Director Isadoris might have been a little sarcastic with that last bit. But it didn't matter: I was in too deep to back out now.

“Yeah, I'm in,” I said.

“Good. As you know, we believe Medlock has yet another operative inside the school. Someone who likely framed Principal Gomez, set him up to get caught by the NSB. And it could be an adult, but it's just as likely another student.”

“What makes you think that?” I asked.

“Jake, Medlock's son,” Director Isadoris said. “Children are easier to manipulate than adults, and generally appear less suspicious. And, as you and Jake have both demonstrated, can be just as effective. While Medlock could have planted adult agents at the school, it's equally possible that Jake recruited other agents himself among the student populace.”

It made sense, but it was hard to imagine who else might be working for the bad guys. What kid would get on board with a plot for world domination, or whatever Medlock's endgame was, besides his own kid?

“Let me guess,” I said. “You want me to find out who this inside agent is?”

“Indeed,” Director Isadoris confirmed. “It could be anyone, so suspect everyone, and discount no one.”
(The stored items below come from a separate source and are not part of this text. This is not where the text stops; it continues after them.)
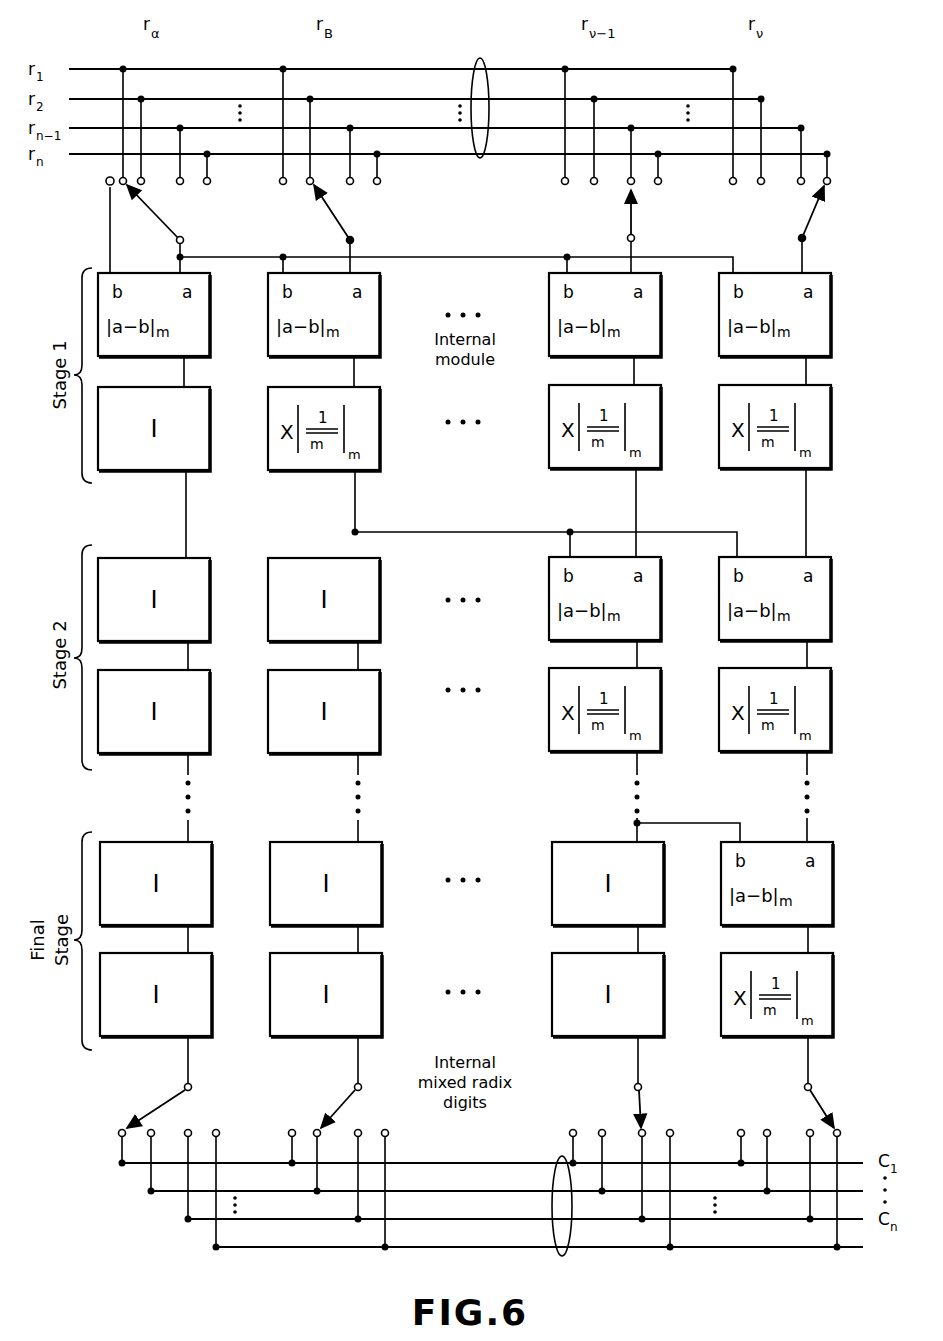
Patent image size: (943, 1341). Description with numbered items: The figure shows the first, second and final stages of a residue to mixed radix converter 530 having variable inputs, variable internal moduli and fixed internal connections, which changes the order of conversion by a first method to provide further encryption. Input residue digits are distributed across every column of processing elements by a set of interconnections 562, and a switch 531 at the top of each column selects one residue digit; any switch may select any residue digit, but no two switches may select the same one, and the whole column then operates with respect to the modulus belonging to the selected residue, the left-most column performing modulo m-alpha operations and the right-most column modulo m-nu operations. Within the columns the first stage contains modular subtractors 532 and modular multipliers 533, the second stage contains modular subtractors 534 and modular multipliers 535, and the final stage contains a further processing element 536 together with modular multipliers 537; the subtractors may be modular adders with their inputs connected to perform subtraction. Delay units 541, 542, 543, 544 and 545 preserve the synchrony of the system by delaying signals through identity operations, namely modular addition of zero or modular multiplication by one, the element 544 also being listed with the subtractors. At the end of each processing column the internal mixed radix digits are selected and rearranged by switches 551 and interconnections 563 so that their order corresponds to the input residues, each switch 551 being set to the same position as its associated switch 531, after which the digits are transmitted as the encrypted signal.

The residue to mixed radix converter 530 is at (650, 1250).
The switches 531 is at (509, 229).
The modular subtractors 532 is at (464, 333).
The modular multipliers 533 is at (549, 445).
The modular subtractors 534 is at (685, 611).
The modular multipliers 535 is at (685, 725).
The modular subtractor final stage 536 is at (819, 884).
The modular multipliers 537 is at (819, 995).
The delay unit 541 is at (154, 447).
The delay unit 542 is at (239, 614).
The delay unit 543 is at (239, 726).
The modular subtractor 544 is at (382, 883).
The delay unit 545 is at (382, 997).
The switches 551 is at (488, 1095).
The interconnections 562 is at (480, 58).
The interconnections 563 is at (564, 1256).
“One thing I still don't get,” I speculated aloud, “is why Medlock would go to the trouble of framing Gomez if he wasn't working with the Agency.”

“Well, that's another thing we're hoping you can help us find out,” Director Isadoris said. “It must have something to do with the base, the Agency, and our ties to the school. As we speak, a new principal, Ms. Pullman, is being brought in to take over for Mr. Gomez.
Her background checks out: she has a family, a complete educational record; it's hard to imagine that she could be under Medlock's thumb. But circumstances dictate that we consider her a suspect for the time being.”

“So, what's next?” I asked.

“Well, that's hard to answer completely until we know what Medlock is up to. Once we figure that out, we can come up with a definitive way to stop him. So,
next
is simply doing everything we can to uncover his plans, starting with a thorough search through the files on the hard drive you brought in. Hopefully to confirm that it was a frame job and also look for clues as to who executed it and how and why,” Director Isadoris said. “In the meantime, the new direct assignment for you and Agent Atlas is twofold. One: Discover who, if anyone, framed Gomez and continues to execute small acts of sabotage that are interfering with Agency operations. Two: Look for evidence inside the school regarding why Gomez may have been framed, and ascertain Ms. Pullman's possible involvement. I'm going to level with you, Agent Zero: With Agent Chum Bucket in NSB custody, our other agents working on the new initiative, and Agents Nineteen and Blue still not ready for fieldwork, you and Agent Atlas are our best chance at finding out
anything from inside the school.”

I nodded. It was pretty simple, though I didn't really have any idea how I was going to start. Not yet, anyway.

“Speaking of Agents Nineteen and Blue . . . would it be possible for me to visit them?” I asked.

Director Isadoris sighed and said, “Yes, but I must warn you that you may not like what you see.”